New York is among a growing number of states shifting away from a FFS pharmacy benefit to reduce costs without reducing the number of enrollees or the quality of pharmacy benefits they receive. In January 2011, Governor Andrew Cuomo created a Medicaid Redesign Team (MRT) with a goal of “ending the state’s Medicaid fee-for-service system and replacing it with a comprehensive, high-quality and integrated care management system that will lower costs and improve health outcomes.”

Major Findings:

  • New York Medicaid saves $425 million in 2012, four times greater than expected. SNCS projects that New York’s Medicaid program and taxpayers will save an estimated $425 million in 2012 by transitioning to a more efficient PBM approach. This is four times the $100 million in savings originally estimated by the New York Department of Health.
  • The federal government saves more than $212 million. The federal government splits the savings with New York since it is responsible for roughly 50 percent of Medicaid costs.
  • The vast majority of savings is from greater use of generics and lower-cost brands. New York Medicaid MCOs expect to achieve generic drug dispensing rates of up to 84%, compared to a 79% rate that would be expected under Medicaid FFS.

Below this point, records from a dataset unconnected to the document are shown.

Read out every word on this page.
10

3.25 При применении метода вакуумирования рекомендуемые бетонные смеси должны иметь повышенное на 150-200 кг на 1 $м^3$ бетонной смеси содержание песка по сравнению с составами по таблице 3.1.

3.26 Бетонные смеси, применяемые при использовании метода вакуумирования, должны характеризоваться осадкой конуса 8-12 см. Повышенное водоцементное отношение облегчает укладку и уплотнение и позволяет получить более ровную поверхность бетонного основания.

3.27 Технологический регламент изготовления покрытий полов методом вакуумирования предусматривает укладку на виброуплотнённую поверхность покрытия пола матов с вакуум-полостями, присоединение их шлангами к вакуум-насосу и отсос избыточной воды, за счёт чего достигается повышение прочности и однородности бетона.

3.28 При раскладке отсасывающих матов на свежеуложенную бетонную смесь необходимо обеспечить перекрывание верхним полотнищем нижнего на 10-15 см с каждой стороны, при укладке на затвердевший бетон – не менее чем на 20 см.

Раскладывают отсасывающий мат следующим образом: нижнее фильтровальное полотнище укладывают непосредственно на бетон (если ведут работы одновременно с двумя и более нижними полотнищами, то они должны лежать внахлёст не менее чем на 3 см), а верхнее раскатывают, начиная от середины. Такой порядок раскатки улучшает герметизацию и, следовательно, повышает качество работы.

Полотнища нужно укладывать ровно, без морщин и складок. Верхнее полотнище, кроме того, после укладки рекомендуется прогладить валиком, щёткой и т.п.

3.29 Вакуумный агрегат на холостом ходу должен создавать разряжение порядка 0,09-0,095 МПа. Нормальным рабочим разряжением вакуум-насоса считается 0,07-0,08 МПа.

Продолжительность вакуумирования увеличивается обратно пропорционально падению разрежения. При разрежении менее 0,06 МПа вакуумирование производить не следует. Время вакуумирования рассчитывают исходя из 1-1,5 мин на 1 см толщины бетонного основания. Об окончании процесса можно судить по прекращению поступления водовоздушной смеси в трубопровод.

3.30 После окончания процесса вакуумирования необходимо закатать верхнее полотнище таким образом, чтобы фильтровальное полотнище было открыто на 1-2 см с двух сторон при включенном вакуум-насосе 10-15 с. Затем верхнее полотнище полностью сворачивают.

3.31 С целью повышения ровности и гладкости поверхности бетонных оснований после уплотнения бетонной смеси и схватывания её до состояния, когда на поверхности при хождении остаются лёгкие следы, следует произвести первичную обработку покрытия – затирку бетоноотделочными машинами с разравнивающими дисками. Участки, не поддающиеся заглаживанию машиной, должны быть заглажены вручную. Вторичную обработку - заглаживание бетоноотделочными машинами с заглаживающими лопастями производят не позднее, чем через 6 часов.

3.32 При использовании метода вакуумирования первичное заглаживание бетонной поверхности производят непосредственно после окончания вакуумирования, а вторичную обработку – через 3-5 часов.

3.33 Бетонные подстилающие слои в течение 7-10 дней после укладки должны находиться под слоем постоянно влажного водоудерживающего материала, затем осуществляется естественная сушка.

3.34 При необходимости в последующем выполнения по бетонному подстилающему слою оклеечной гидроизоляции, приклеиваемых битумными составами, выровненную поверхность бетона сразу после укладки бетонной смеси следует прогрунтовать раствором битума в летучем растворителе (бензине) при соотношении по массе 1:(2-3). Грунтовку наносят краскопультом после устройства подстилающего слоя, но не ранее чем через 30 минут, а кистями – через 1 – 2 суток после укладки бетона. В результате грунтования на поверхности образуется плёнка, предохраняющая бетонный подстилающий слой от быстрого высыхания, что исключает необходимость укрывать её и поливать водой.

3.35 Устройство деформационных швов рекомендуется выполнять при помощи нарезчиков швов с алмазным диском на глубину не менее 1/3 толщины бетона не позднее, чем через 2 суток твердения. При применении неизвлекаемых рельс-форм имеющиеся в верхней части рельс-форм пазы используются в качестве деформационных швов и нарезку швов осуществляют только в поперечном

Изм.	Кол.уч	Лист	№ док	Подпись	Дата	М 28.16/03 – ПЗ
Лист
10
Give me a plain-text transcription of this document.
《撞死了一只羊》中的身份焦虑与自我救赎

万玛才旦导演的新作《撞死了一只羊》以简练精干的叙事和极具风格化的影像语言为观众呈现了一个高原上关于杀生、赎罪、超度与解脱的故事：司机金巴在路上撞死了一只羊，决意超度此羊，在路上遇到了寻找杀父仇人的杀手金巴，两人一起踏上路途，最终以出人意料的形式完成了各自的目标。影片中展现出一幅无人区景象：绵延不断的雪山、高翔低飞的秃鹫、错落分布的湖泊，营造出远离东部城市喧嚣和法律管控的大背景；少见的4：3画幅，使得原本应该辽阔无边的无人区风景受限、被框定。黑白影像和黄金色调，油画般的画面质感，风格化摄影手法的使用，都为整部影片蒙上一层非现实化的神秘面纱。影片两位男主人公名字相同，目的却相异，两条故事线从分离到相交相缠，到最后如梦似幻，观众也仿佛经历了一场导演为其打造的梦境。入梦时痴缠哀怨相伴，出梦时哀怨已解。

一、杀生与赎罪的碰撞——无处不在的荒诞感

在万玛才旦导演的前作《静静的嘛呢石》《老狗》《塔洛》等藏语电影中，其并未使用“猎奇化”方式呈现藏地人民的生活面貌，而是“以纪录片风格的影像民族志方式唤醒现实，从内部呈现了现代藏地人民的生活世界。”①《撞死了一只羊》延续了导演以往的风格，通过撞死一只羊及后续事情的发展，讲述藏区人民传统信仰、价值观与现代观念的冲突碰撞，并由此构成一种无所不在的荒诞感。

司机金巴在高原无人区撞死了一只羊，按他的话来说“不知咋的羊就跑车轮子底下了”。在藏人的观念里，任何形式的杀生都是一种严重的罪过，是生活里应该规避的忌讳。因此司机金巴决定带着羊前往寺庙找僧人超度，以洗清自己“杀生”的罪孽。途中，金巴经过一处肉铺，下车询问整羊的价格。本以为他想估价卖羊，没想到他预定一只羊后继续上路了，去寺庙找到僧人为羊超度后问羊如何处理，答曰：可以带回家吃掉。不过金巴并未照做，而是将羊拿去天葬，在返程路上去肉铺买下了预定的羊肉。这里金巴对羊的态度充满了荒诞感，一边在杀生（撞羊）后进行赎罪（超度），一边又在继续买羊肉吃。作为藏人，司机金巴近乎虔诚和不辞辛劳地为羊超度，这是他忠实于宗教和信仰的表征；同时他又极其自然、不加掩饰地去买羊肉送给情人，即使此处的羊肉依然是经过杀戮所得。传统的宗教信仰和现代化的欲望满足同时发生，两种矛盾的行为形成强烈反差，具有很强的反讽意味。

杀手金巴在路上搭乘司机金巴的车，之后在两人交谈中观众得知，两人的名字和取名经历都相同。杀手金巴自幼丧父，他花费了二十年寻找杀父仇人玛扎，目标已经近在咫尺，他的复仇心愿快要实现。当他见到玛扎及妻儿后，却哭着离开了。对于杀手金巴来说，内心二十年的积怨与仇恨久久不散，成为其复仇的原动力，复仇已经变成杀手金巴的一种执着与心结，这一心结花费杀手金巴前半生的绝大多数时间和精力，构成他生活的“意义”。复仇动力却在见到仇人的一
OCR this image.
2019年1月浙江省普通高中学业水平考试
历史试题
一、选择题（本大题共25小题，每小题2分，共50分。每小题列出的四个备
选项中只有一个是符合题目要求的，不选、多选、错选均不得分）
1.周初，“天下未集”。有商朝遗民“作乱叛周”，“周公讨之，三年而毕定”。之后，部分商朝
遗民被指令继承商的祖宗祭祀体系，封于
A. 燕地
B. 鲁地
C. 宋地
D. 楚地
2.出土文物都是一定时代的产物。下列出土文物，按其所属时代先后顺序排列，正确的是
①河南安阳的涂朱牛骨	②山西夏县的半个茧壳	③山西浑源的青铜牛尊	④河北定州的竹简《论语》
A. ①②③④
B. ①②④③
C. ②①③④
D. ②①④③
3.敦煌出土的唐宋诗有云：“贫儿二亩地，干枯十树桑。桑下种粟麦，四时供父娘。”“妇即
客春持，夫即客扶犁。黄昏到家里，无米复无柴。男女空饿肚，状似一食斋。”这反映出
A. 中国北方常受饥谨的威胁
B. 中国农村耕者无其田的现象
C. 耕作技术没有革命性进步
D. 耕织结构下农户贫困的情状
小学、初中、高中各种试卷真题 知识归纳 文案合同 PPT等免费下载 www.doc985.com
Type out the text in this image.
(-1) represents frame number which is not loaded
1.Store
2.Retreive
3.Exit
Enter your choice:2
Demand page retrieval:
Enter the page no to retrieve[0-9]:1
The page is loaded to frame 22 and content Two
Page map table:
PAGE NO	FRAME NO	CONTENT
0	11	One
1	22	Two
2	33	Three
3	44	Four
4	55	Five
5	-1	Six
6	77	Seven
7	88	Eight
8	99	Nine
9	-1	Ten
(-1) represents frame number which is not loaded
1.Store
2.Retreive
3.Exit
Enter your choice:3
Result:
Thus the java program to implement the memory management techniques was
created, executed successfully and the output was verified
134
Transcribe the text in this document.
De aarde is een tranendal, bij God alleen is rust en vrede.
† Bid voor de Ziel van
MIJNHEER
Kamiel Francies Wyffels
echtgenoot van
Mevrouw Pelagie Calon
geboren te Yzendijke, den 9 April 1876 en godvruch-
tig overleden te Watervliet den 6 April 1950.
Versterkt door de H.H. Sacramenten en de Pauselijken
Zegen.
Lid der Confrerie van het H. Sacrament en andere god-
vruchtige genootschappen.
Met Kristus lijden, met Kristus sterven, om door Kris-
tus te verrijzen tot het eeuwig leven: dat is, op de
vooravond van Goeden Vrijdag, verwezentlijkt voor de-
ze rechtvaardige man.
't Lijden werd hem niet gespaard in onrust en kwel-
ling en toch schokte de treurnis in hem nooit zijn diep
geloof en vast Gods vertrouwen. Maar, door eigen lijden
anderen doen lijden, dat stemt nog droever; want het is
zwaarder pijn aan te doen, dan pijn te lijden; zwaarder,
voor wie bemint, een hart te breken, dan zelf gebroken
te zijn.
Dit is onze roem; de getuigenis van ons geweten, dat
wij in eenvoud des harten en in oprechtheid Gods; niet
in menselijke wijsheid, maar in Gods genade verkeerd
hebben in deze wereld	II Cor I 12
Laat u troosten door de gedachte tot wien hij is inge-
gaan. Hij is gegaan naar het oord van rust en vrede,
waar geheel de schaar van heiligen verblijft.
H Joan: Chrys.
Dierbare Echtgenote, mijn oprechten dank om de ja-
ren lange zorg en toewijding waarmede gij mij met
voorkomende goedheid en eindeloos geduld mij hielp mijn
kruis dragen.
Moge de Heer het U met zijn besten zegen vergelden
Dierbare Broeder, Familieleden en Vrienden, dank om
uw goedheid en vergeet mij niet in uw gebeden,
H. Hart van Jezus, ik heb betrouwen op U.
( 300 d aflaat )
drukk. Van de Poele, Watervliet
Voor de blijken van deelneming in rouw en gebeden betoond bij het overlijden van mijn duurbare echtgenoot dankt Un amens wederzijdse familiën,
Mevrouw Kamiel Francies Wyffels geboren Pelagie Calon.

  • Dispensing fees are no longer higher than those paid by Medicare and private insurers. Consistent with the commercial sector and Medicare Part D, pharmacy dispensing fees have been reduced from $3.50 under the FFS carve-out approach to an average of approximately $1.75 under the PBM approach.
  • There is even greater savings potential since New York has yet to tap into the savings available through affordable pharmacy networks and targeted use of mail-service pharmacy.